The Last Order in the Dragon's Kitchen
Lin Kai moved between the tables of the Dragon’s Kitchen with a mechanical grace, the simmering heat of the old kitchen pressing down like a weight he’d carried for years. The late afternoon crowd had thinned, the corners of the ancestral restaurant stripped of their former warmth and chatter. At the back, a cluster of sharp eyes and sharper tongues had gathered—a group of local creditors and city elites who had long since decided the Lin family was finished.
Their voices cut through the thin chatter. "A relic," one sneered, swirling cheap whiskey in a glass catching the fading light. "The Lin name? Worthless paper in this city’s ledger."
Kai’s hands paused, steadying a plate before setting it down with quiet precision. His jaw tightened, but he said nothing. The insult was as familiar as the worn wooden floor beneath his feet.
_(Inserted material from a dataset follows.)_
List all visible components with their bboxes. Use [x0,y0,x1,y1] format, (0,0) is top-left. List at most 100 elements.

The lead creditor, a lean man with cold eyes, leaned forward, voice low and cruel. "When the city’s tender closes next week, no one will waste a bid on this ghost. The family restaurant? Auctioned off as collateral, like a bad debt."
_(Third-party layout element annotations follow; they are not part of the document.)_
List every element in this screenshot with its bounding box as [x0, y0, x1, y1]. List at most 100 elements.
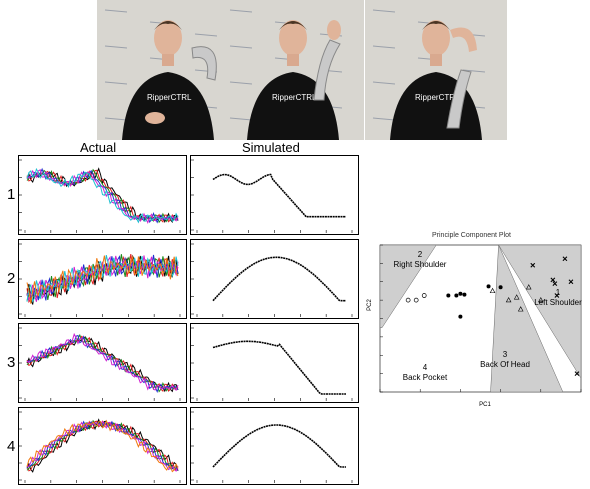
whiteboard-writing	[372, 45, 396, 49]
simulated-plot-row-2	[190, 239, 359, 319]
actual-plot-row-1	[18, 155, 187, 235]
neck	[430, 54, 442, 66]
simulated-plot-row-1	[190, 155, 359, 235]
arm	[450, 27, 477, 52]
photo-gesture-3: RipperCTRL	[365, 0, 507, 140]
photo-gesture-1: RipperCTRL	[97, 0, 239, 140]
pca-point-left-shoulder	[568, 279, 574, 285]
neck	[162, 54, 174, 66]
hair	[422, 21, 450, 30]
whiteboard-writing	[229, 9, 253, 13]
pca-point-left-shoulder	[574, 371, 580, 377]
pca-point-left-shoulder	[562, 256, 568, 262]
pca-region-back-of-head	[490, 244, 564, 393]
tshirt	[122, 72, 214, 140]
row-label-2: 2	[7, 270, 16, 287]
actual-series-blue-line	[26, 334, 179, 394]
pca-point-back-pocket	[454, 293, 459, 298]
pca-point-right-shoulder	[405, 297, 411, 303]
whiteboard-writing	[372, 117, 396, 121]
pca-y-axis-label: PC2	[367, 299, 373, 311]
actual-plot-row-2	[18, 239, 187, 319]
pca-point-back-pocket	[458, 291, 463, 296]
pca-x-axis-label: PC1	[479, 402, 491, 408]
row-label-3: 3	[7, 354, 16, 371]
pca-point-back-of-head	[517, 306, 524, 312]
pca-point-back-pocket	[462, 292, 467, 297]
neck	[287, 54, 299, 66]
hair	[154, 21, 182, 30]
whiteboard-writing	[104, 117, 128, 121]
simulated-plot-row-4	[190, 407, 359, 485]
head	[279, 20, 307, 56]
pca-point-right-shoulder	[413, 297, 419, 303]
pca-point-left-shoulder	[530, 262, 536, 268]
simulated-curve-line	[212, 424, 346, 468]
pca-point-back-of-head	[525, 284, 532, 290]
simulated-curve-line	[212, 173, 346, 218]
whiteboard-writing	[229, 117, 253, 121]
head	[422, 20, 450, 56]
hair	[279, 21, 307, 30]
person-photo-3: RipperCTRL	[365, 0, 507, 140]
shirt-logo: RipperCTRL	[147, 93, 192, 102]
whiteboard-writing	[194, 33, 218, 37]
pca-point-back-pocket	[486, 284, 491, 289]
column-title-actual: Actual	[80, 140, 117, 155]
whiteboard-writing	[104, 9, 128, 13]
pca-point-left-shoulder	[552, 281, 558, 286]
actual-plot-row-4	[18, 407, 187, 485]
whiteboard-writing	[104, 81, 128, 85]
column-title-simulated: Simulated	[242, 140, 300, 155]
pca-point-left-shoulder	[550, 277, 556, 283]
actual-series-magenta-line	[26, 420, 179, 472]
actual-series-orange-line	[26, 419, 179, 473]
person-photo-1: RipperCTRL	[97, 0, 239, 140]
hand	[327, 20, 341, 40]
pca-point-right-shoulder	[421, 293, 427, 298]
motion-arrow	[313, 39, 341, 101]
pca-point-back-of-head	[505, 296, 512, 303]
hand	[145, 112, 165, 124]
person-photo-2: RipperCTRL	[222, 0, 364, 140]
pca-point-back-of-head	[489, 287, 496, 294]
actual-plot-row-3	[18, 323, 187, 403]
pca-scatter-plot	[379, 244, 582, 393]
photo-gesture-2: RipperCTRL	[222, 0, 364, 140]
simulated-plot-row-3	[190, 323, 359, 403]
whiteboard-writing	[229, 81, 253, 85]
head	[154, 20, 182, 56]
row-label-4: 4	[7, 438, 16, 455]
actual-series-orange-line	[26, 255, 179, 304]
pca-point-left-shoulder	[554, 293, 560, 298]
pca-region-label-right-shoulder: 2 Right Shoulder	[393, 250, 447, 269]
actual-series-magenta-line	[26, 332, 179, 391]
pca-title: Principle Component Plot	[432, 232, 511, 239]
pca-region-left-shoulder	[498, 244, 582, 380]
row-label-1: 1	[7, 186, 16, 203]
whiteboard-writing	[372, 81, 396, 85]
actual-series-red-line	[26, 420, 179, 472]
pca-point-back-pocket	[498, 285, 503, 290]
shirt-logo: RipperCTRL	[415, 93, 460, 102]
actual-series-cyan-line	[26, 167, 179, 224]
pca-point-back-pocket	[458, 314, 463, 319]
pca-point-back-pocket	[446, 293, 451, 298]
pca-region-label-back-of-head: 3 Back Of Head	[480, 350, 530, 369]
pca-point-back-of-head	[537, 296, 544, 303]
actual-series-blue-line	[26, 420, 179, 471]
pca-region-label-back-pocket: 4 Back Pocket	[402, 363, 448, 382]
actual-series-green-line	[26, 168, 179, 224]
simulated-curve-line	[212, 256, 346, 302]
actual-series-magenta-line	[26, 169, 179, 224]
whiteboard-writing	[462, 69, 486, 73]
pca-point-back-of-head	[513, 294, 520, 300]
pca-region-label-left-shoulder: 1 Left Shoulder	[534, 288, 582, 307]
shirt-logo: RipperCTRL	[272, 93, 317, 102]
motion-arrow	[191, 46, 217, 81]
actual-series-blue-line	[26, 254, 179, 301]
actual-series-cyan-line	[26, 254, 179, 304]
whiteboard-writing	[104, 45, 128, 49]
motion-arrow	[446, 69, 472, 129]
whiteboard-writing	[229, 45, 253, 49]
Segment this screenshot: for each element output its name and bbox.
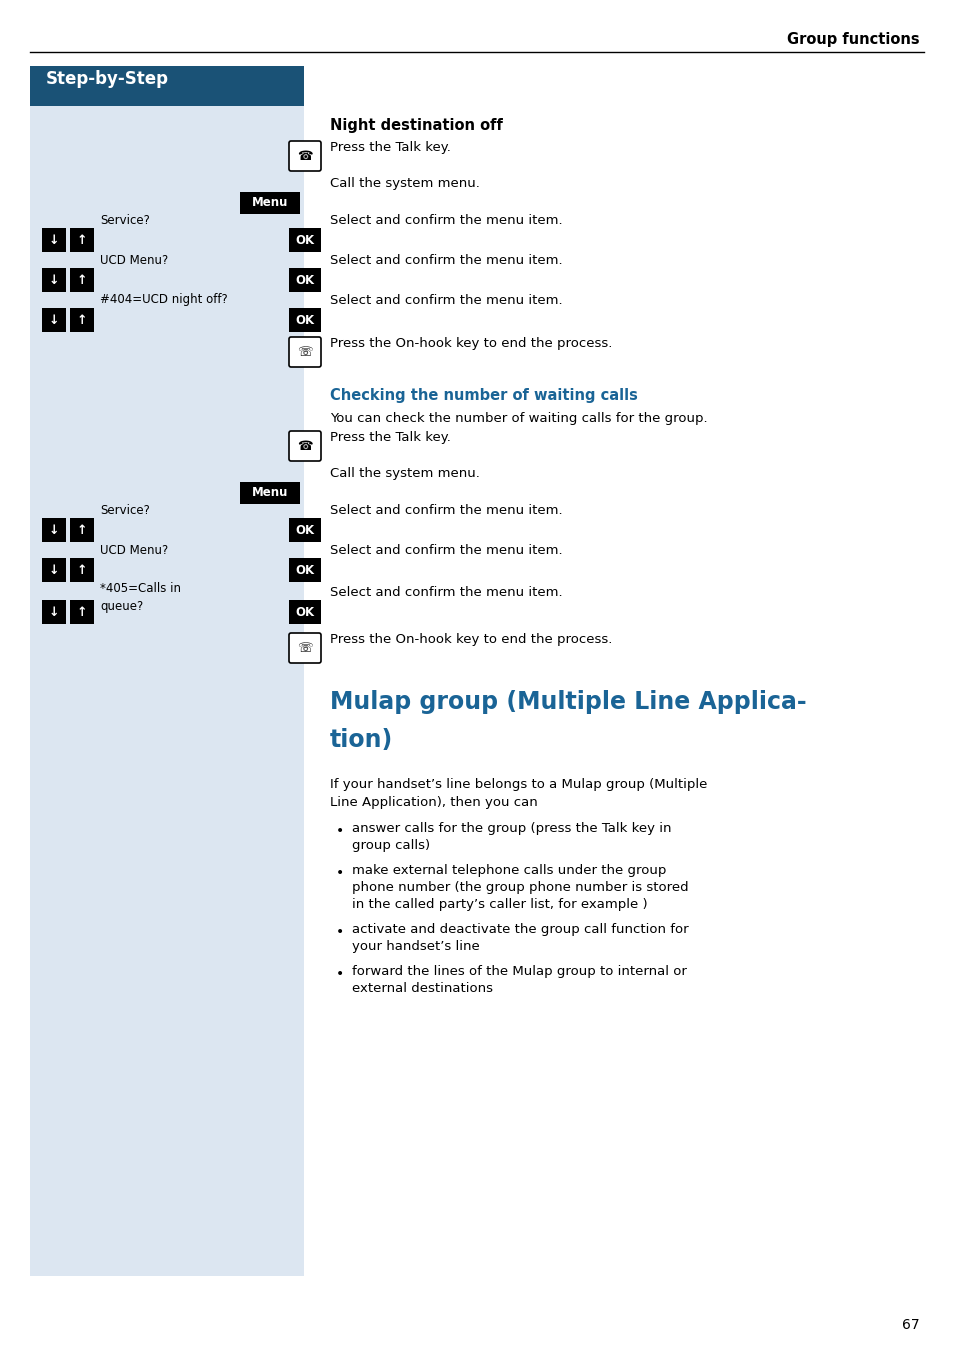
Text: OK: OK	[295, 273, 314, 287]
FancyBboxPatch shape	[289, 558, 320, 581]
Text: Service?: Service?	[100, 214, 150, 227]
Text: Select and confirm the menu item.: Select and confirm the menu item.	[330, 254, 562, 266]
Text: Call the system menu.: Call the system menu.	[330, 468, 479, 480]
Text: Select and confirm the menu item.: Select and confirm the menu item.	[330, 585, 562, 599]
Text: *405=Calls in: *405=Calls in	[100, 581, 181, 595]
Text: ↑: ↑	[76, 234, 87, 246]
FancyBboxPatch shape	[70, 600, 94, 625]
Text: UCD Menu?: UCD Menu?	[100, 254, 168, 266]
FancyBboxPatch shape	[42, 308, 66, 333]
Text: activate and deactivate the group call function for: activate and deactivate the group call f…	[352, 923, 688, 936]
FancyBboxPatch shape	[289, 431, 320, 461]
Text: answer calls for the group (press the Talk key in: answer calls for the group (press the Ta…	[352, 822, 671, 836]
Text: Select and confirm the menu item.: Select and confirm the menu item.	[330, 544, 562, 557]
Text: ↓: ↓	[49, 314, 59, 326]
Text: in the called party’s caller list, for example ): in the called party’s caller list, for e…	[352, 898, 647, 911]
FancyBboxPatch shape	[42, 518, 66, 542]
Text: OK: OK	[295, 234, 314, 246]
Text: Group functions: Group functions	[786, 32, 919, 47]
FancyBboxPatch shape	[240, 483, 299, 504]
FancyBboxPatch shape	[42, 558, 66, 581]
Text: ☎: ☎	[297, 150, 313, 162]
Text: OK: OK	[295, 606, 314, 618]
Text: You can check the number of waiting calls for the group.: You can check the number of waiting call…	[330, 412, 707, 425]
FancyBboxPatch shape	[289, 268, 320, 292]
Text: Night destination off: Night destination off	[330, 118, 502, 132]
FancyBboxPatch shape	[289, 633, 320, 662]
Text: •: •	[335, 925, 344, 940]
Text: Menu: Menu	[252, 487, 288, 499]
Text: forward the lines of the Mulap group to internal or: forward the lines of the Mulap group to …	[352, 965, 686, 977]
FancyBboxPatch shape	[289, 308, 320, 333]
Text: ↓: ↓	[49, 234, 59, 246]
Text: •: •	[335, 967, 344, 982]
Text: ↑: ↑	[76, 273, 87, 287]
FancyBboxPatch shape	[70, 268, 94, 292]
Text: •: •	[335, 867, 344, 880]
FancyBboxPatch shape	[70, 228, 94, 251]
Text: ↓: ↓	[49, 523, 59, 537]
FancyBboxPatch shape	[42, 268, 66, 292]
FancyBboxPatch shape	[289, 141, 320, 170]
Text: UCD Menu?: UCD Menu?	[100, 544, 168, 557]
Text: Press the Talk key.: Press the Talk key.	[330, 142, 451, 154]
Text: 67: 67	[902, 1318, 919, 1332]
Text: ☏: ☏	[297, 346, 313, 358]
Text: Press the On-hook key to end the process.: Press the On-hook key to end the process…	[330, 634, 612, 646]
Text: Service?: Service?	[100, 503, 150, 516]
Text: OK: OK	[295, 564, 314, 576]
Text: make external telephone calls under the group: make external telephone calls under the …	[352, 864, 666, 877]
Text: Call the system menu.: Call the system menu.	[330, 177, 479, 191]
Text: Select and confirm the menu item.: Select and confirm the menu item.	[330, 503, 562, 516]
Text: ↑: ↑	[76, 314, 87, 326]
Text: external destinations: external destinations	[352, 982, 493, 995]
Text: ↑: ↑	[76, 606, 87, 618]
Text: ↓: ↓	[49, 564, 59, 576]
Text: ↓: ↓	[49, 273, 59, 287]
Text: OK: OK	[295, 314, 314, 326]
Text: Select and confirm the menu item.: Select and confirm the menu item.	[330, 214, 562, 227]
Text: ↑: ↑	[76, 523, 87, 537]
FancyBboxPatch shape	[289, 518, 320, 542]
FancyBboxPatch shape	[70, 558, 94, 581]
Text: phone number (the group phone number is stored: phone number (the group phone number is …	[352, 882, 688, 894]
Text: If your handset’s line belongs to a Mulap group (Multiple: If your handset’s line belongs to a Mula…	[330, 777, 706, 791]
Text: ↓: ↓	[49, 606, 59, 618]
FancyBboxPatch shape	[289, 337, 320, 366]
FancyBboxPatch shape	[70, 308, 94, 333]
Text: #404=UCD night off?: #404=UCD night off?	[100, 293, 228, 307]
FancyBboxPatch shape	[42, 228, 66, 251]
Text: group calls): group calls)	[352, 840, 430, 852]
FancyBboxPatch shape	[70, 518, 94, 542]
FancyBboxPatch shape	[289, 600, 320, 625]
FancyBboxPatch shape	[240, 192, 299, 214]
Text: Checking the number of waiting calls: Checking the number of waiting calls	[330, 388, 638, 403]
Text: your handset’s line: your handset’s line	[352, 940, 479, 953]
FancyBboxPatch shape	[289, 228, 320, 251]
Text: ☏: ☏	[297, 641, 313, 654]
Text: Press the On-hook key to end the process.: Press the On-hook key to end the process…	[330, 338, 612, 350]
Text: Mulap group (Multiple Line Applica-: Mulap group (Multiple Line Applica-	[330, 690, 806, 714]
FancyBboxPatch shape	[42, 600, 66, 625]
FancyBboxPatch shape	[30, 105, 304, 1276]
Text: Menu: Menu	[252, 196, 288, 210]
Text: Press the Talk key.: Press the Talk key.	[330, 431, 451, 445]
Text: tion): tion)	[330, 727, 393, 752]
Text: queue?: queue?	[100, 600, 143, 612]
Text: Select and confirm the menu item.: Select and confirm the menu item.	[330, 293, 562, 307]
FancyBboxPatch shape	[30, 66, 304, 105]
Text: OK: OK	[295, 523, 314, 537]
Text: Line Application), then you can: Line Application), then you can	[330, 796, 537, 808]
Text: •: •	[335, 823, 344, 838]
Text: Step-by-Step: Step-by-Step	[46, 70, 169, 88]
Text: ↑: ↑	[76, 564, 87, 576]
Text: ☎: ☎	[297, 439, 313, 453]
Laughter erupted from the table, sharp and public—the kind that echoed in the room and burrowed into the walls. Kai’s gaze flicked to the family elder seated just beyond the group—his grandfather’s brother, the stoic guardian of the fading legacy. The elder’s hands rested on the faded ledger that had tracked the restaurant’s fortunes for decades, his face a mask of quiet worry.
Kai cleared the last table in silence as the laughter echoed around him. The practical stake landed hard: lose the restaurant, and the family lost its last foothold in the city, its honor stripped bare.
When the last customer left and the front room emptied, Kai retreated to the cramped office alcove, the heavy ledger sprawled open before him. The kitchen was stripped bare; the silence pressed in, broken only by the soft rustle of yellowed pages and the distant hum of the city beyond the thick walls.
The Family Elder stood nearby, hands clasped tightly, eyes never leaving Kai’s face. "You must rest, Kai," he said quietly, voice thick with worry. "There’s no strength in fighting shadows. We must accept the city’s verdict."
Kai didn’t look up. His gaze traced the ledger’s columns—numbers and notes penned decades ago by hands long gone. His fingers moved methodically, flipping through pages, pausing where the ink had smudged, where a faint crease distorted the paper.
"These numbers," Kai murmured, voice low, almost to himself. "They’re off."
The Elder’s brow furrowed. "What do you mean? Every valuation here has been accepted without question for years."
Kai’s eyes sharpened. "Look here." He tapped a column of figures related to the restaurant’s property value during the last city tender. "This appraisal was undervalued by nearly twenty percent. It’s subtle—hidden in rounding errors and a missing page from the original contract."
The Elder’s expression hardened, worry deepening into something darker. "Are you saying someone rigged this?"
Kai nodded slightly, the weight of the discovery settling between them. "It’s why the creditors are so confident. They’ve manipulated the records to erase us. But this error—if proven—could reopen the entire tender."
The Elder’s hands trembled as he reached toward the ledger, but paused. "Kai, don’t. Fighting will only bring harsher retaliation, more ruin."
Before Kai could respond, a loose, yellowed page slipped from the ledger and fluttered to the floor. He knelt to retrieve it, the faded ink catching the edge of the afternoon sun filtering through the cracked window.
The seal was unmistakable—a royal emblem, worn by time but gleaming faintly like a promise. It was a relic of the family’s buried legacy, a silent testament that their name still held weight beneath the city’s contempt.
The Elder’s eyes locked on the page, his voice barely a whisper. "Kai, please. Don’t fight."
Kai’s gaze lingered on the faded seal, the ember of control simmering beneath the humiliation. He wasn’t disposable—not yet.
The creditors’ laughter still echoed faintly in the distance as the chapter closed on that fragile, glowing fragment of hope.